Dataset#

class nemo_microservices.types.Dataset(*args: Any, **kwargs: Any)

Bases: BaseModel

files_url: str

The location where the artifact files are stored.

This can be a URL pointing to NDS, Hugging Face, S3, or any other accessible resource location.

id: str | None = None

The ID of the entity.

With the exception of namespaces, this is always a semantically-prefixed base58-encoded uuid4 [<prefix>-base58(uuid4())].

created_at: datetime | None = None: Timestamp for when the entity was created.

custom_fields: Dict[str, str] | None = None: A set of custom fields that the user can define and use for various purposes.

format: str | None = None: Specifies the dataset format, referring to the schema of the dataset rather than the file format.
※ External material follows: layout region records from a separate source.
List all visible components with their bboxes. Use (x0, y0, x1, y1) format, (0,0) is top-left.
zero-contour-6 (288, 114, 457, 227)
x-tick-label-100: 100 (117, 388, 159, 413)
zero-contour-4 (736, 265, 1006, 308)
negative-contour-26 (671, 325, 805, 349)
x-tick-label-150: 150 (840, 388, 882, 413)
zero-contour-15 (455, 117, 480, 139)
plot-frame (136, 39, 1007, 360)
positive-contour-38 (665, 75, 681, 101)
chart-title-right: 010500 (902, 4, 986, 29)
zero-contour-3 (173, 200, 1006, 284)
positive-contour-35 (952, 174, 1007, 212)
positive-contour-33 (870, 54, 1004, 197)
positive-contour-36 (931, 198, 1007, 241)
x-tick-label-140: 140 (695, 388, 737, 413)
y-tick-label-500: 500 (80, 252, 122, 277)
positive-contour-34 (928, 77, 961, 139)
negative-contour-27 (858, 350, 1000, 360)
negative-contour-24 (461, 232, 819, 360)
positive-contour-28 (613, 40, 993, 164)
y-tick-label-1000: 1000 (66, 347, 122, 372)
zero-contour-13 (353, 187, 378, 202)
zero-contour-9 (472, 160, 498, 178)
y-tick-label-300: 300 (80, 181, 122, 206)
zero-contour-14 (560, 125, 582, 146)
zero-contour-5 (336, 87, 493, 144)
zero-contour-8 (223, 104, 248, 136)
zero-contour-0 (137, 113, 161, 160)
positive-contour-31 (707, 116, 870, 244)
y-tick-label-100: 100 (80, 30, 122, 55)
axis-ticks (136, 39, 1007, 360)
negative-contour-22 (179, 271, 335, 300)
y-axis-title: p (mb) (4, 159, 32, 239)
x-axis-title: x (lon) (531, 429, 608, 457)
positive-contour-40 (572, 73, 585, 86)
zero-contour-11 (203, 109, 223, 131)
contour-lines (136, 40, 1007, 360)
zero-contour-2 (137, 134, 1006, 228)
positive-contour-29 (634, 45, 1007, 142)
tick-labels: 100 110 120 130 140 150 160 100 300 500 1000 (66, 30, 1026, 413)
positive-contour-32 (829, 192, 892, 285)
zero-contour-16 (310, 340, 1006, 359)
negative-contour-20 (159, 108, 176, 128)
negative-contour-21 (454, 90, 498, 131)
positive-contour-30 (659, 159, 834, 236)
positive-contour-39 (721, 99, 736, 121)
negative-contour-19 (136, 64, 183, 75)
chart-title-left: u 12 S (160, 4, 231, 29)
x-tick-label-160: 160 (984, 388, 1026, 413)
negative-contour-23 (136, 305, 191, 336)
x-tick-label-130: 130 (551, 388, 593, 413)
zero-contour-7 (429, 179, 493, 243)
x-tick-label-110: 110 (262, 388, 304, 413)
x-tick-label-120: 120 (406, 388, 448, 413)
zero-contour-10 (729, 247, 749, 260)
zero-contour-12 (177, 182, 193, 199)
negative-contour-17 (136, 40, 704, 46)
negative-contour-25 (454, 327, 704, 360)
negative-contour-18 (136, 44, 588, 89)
Examples include SQuAD, BEIR, etc.

hf_endpoint: str | None = None

For HuggingFace URLs, the endpoint that should be used.

By default, this is set to the Data Store URL. For HuggingFace Hub, this should be set to “https://huggingface.co”.

limit: int | None = None: The maximum number of items to be used from the dataset.

name: str | None = None

The name of the entity.

Must be unique inside the namespace. If not specified, it will be the same as the automatically generated id.

namespace: str | None = None

The namespace of the entity.

This can be missing for namespace entities or in deployments that don’t use namespaces.

project: str | None = None: The URN of the project associated with this entity.

split: str | None = None: The split of the dataset. Examples include train, validation, test, etc.

updated_at: datetime | None = None: Timestamp for when the entity was last updated.